CodeSee was founded in 2019 with the goal of helping programmers understand the entire code base inside a company. The idea was to provide visual maps, so you could see the connections between services and systems and how changes might affect the different links. Today, the company announced it was adding a generative AI capability to the platform, making it easy to ask questions about the code base in natural language.
Shanea Leven, co-founder and CEO at the company, says that generative AI is a perfect fit for what they’ve been trying to do at CodeSee. “So with the addition of AI, our hypotheses and our mission and our use cases don’t actually change, but our insight into how people grasp and understand code actually gets enhanced when you add AI onto it,” she told TechCrunch.
The generative AI feature provides an interactive way to ask questions about the code in your IDE. For instance, you could ask things like how logging works or how is state management being used in the code base, and CodeSee delivers a text-based answer accompanied by a code map with lines showing the connections between different parts of the code base based on your question.
“So you’re able to kind of deep dive on where those different things are.
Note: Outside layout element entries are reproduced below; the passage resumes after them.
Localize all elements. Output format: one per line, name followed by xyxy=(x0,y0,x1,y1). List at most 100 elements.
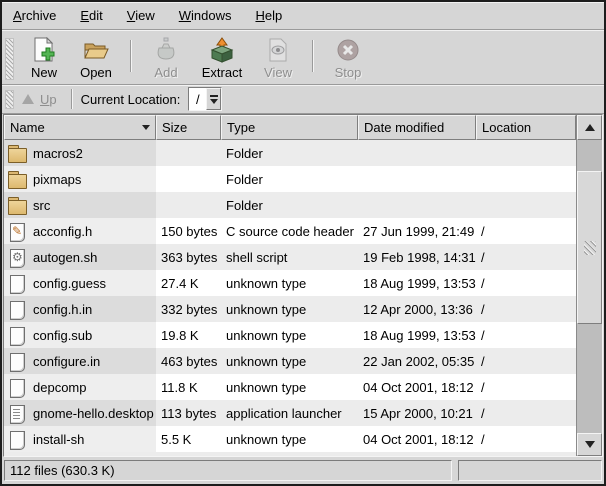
table-row[interactable]: config.guess 27.4 K unknown type 18 Aug … xyxy=(4,270,576,296)
file-date-modified: 27 Jun 1999, 21:49 xyxy=(363,224,474,239)
document-icon xyxy=(7,378,28,397)
file-size: 27.4 K xyxy=(161,276,199,291)
file-size: 11.8 K xyxy=(161,380,198,395)
file-date-modified: 19 Feb 1998, 14:31 xyxy=(363,250,476,265)
file-location: / xyxy=(481,276,485,291)
file-size: 113 bytes xyxy=(161,406,216,421)
view-button-label: View xyxy=(264,65,292,80)
toolbar-separator xyxy=(312,40,314,72)
table-row[interactable]: depcomp 11.8 K unknown type 04 Oct 2001,… xyxy=(4,374,576,400)
location-combo-button[interactable] xyxy=(206,88,221,110)
file-date-modified: 12 Apr 2000, 13:36 xyxy=(363,302,473,317)
scroll-down-button[interactable] xyxy=(577,433,602,456)
desktop-file-icon xyxy=(7,404,28,423)
column-header-date-modified[interactable]: Date modified xyxy=(358,115,476,140)
archive-manager-window: Archive Edit View Windows Help New Open xyxy=(0,0,606,486)
file-name: pixmaps xyxy=(33,172,81,187)
column-header-size[interactable]: Size xyxy=(156,115,221,140)
open-button[interactable]: Open xyxy=(70,34,122,84)
menu-view[interactable]: View xyxy=(124,4,158,27)
scrollbar-thumb[interactable] xyxy=(577,171,602,324)
file-size: 463 bytes xyxy=(161,354,217,369)
file-list-area: Name Size Type Date modified Location ma… xyxy=(3,114,603,457)
file-type: unknown type xyxy=(226,302,306,317)
stop-icon xyxy=(335,37,361,63)
extract-button[interactable]: Extract xyxy=(192,34,252,84)
table-row[interactable]: install-sh 5.5 K unknown type 04 Oct 200… xyxy=(4,426,576,452)
file-type: unknown type xyxy=(226,276,306,291)
table-row[interactable]: macros2 Folder xyxy=(4,140,576,166)
new-archive-icon xyxy=(31,37,57,63)
file-name: config.h.in xyxy=(33,302,92,317)
file-name: src xyxy=(33,198,50,213)
vertical-scrollbar[interactable] xyxy=(576,115,602,456)
file-type: Folder xyxy=(226,198,263,213)
view-button[interactable]: View xyxy=(252,34,304,84)
menu-archive[interactable]: Archive xyxy=(10,4,59,27)
location-value[interactable]: / xyxy=(189,88,206,110)
location-combo[interactable]: / xyxy=(188,87,222,111)
document-icon xyxy=(7,430,28,449)
file-date-modified: 04 Oct 2001, 18:12 xyxy=(363,380,474,395)
file-size: 150 bytes xyxy=(161,224,217,239)
stop-button[interactable]: Stop xyxy=(322,34,374,84)
toolbar-drag-handle[interactable] xyxy=(5,38,14,80)
new-button[interactable]: New xyxy=(18,34,70,84)
column-header-location[interactable]: Location xyxy=(476,115,576,140)
file-name: acconfig.h xyxy=(33,224,92,239)
add-button[interactable]: Add xyxy=(140,34,192,84)
document-icon xyxy=(7,352,28,371)
table-row[interactable]: configure.in 463 bytes unknown type 22 J… xyxy=(4,348,576,374)
file-date-modified: 04 Oct 2001, 18:12 xyxy=(363,432,474,447)
column-header-location-label: Location xyxy=(482,120,531,135)
file-location: / xyxy=(481,380,485,395)
file-location: / xyxy=(481,224,485,239)
file-type: shell script xyxy=(226,250,287,265)
add-files-icon xyxy=(153,37,179,63)
up-icon xyxy=(22,94,34,104)
table-row[interactable]: autogen.sh 363 bytes shell script 19 Feb… xyxy=(4,244,576,270)
table-row[interactable]: pixmaps Folder xyxy=(4,166,576,192)
table-row[interactable]: config.h.in 332 bytes unknown type 12 Ap… xyxy=(4,296,576,322)
file-type: unknown type xyxy=(226,354,306,369)
file-date-modified: 18 Aug 1999, 13:53 xyxy=(363,276,476,291)
column-header-date-modified-label: Date modified xyxy=(364,120,444,135)
table-row[interactable]: src Folder xyxy=(4,192,576,218)
file-type: unknown type xyxy=(226,432,306,447)
scrollbar-grip-icon xyxy=(584,241,596,255)
file-list: macros2 Folder pixmaps Folder src Folder… xyxy=(4,140,576,456)
location-bar-drag-handle[interactable] xyxy=(5,90,14,109)
table-row-partial[interactable] xyxy=(4,452,576,456)
column-header-size-label: Size xyxy=(162,120,187,135)
file-location: / xyxy=(481,250,485,265)
menu-help[interactable]: Help xyxy=(252,4,285,27)
table-row[interactable]: acconfig.h 150 bytes C source code heade… xyxy=(4,218,576,244)
table-header: Name Size Type Date modified Location xyxy=(4,115,576,140)
menu-windows[interactable]: Windows xyxy=(176,4,235,27)
column-header-type[interactable]: Type xyxy=(221,115,358,140)
file-date-modified: 15 Apr 2000, 10:21 xyxy=(363,406,473,421)
file-type: application launcher xyxy=(226,406,342,421)
column-header-name[interactable]: Name xyxy=(4,115,156,140)
location-bar: Up Current Location: / xyxy=(2,85,604,114)
file-date-modified: 22 Jan 2002, 05:35 xyxy=(363,354,474,369)
folder-icon xyxy=(7,144,28,163)
table-row[interactable]: gnome-hello.desktop 113 bytes applicatio… xyxy=(4,400,576,426)
file-name: depcomp xyxy=(33,380,86,395)
document-icon xyxy=(7,326,28,345)
menu-edit[interactable]: Edit xyxy=(77,4,105,27)
file-table: Name Size Type Date modified Location ma… xyxy=(4,115,576,456)
add-button-label: Add xyxy=(154,65,177,80)
file-size: 19.8 K xyxy=(161,328,199,343)
scroll-up-button[interactable] xyxy=(577,115,602,140)
table-row[interactable]: config.sub 19.8 K unknown type 18 Aug 19… xyxy=(4,322,576,348)
scrollbar-trough[interactable] xyxy=(577,140,602,433)
current-location-label: Current Location: xyxy=(81,92,181,107)
sort-descending-icon xyxy=(142,125,150,130)
combo-arrow-icon xyxy=(210,95,218,97)
up-button[interactable]: Up xyxy=(20,90,63,109)
file-location: / xyxy=(481,432,485,447)
file-type: C source code header xyxy=(226,224,354,239)
folder-icon xyxy=(7,170,28,189)
file-name: macros2 xyxy=(33,146,83,161)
And then from that question, we actually draw lines to where those files and functions are actually located in your IDE, so that you get the context of how something actually works,” she said. It becomes an intelligent extension on top of the functionality that CodeSee was already offering.
CodeSee AI with generative AI question box on the left and code map on the right.
Leven says the company partnered with Microsoft and OpenAI to help build the new generative AI functionality. That helped in more ways than one because the company remains lean with 11 employees, and a partnership enabled them to build the new functionality quickly without adding extra employees.
CodeSee recently introduced service maps to give companies visibility across multiple code bases. “It’s a full cross-repo visibility view of all of your endpoints, message queues, all of your Kafka pipelines, all the things [in your system], and you plug that in, and you get this full high-level architecture view that we didn’t have before, which is really helping a lot of enterprise customers really get an understanding of what’s going on across their code base,” Leven said.
As the company expands its offerings, giving customers more clarity about their code, having an AI-based question engine should prove even more useful. She says that for starters, the new generative AI feature will be available in beta on request. They hope to work with their enterprise customers to refine the tool before they make it generally available some time later this year.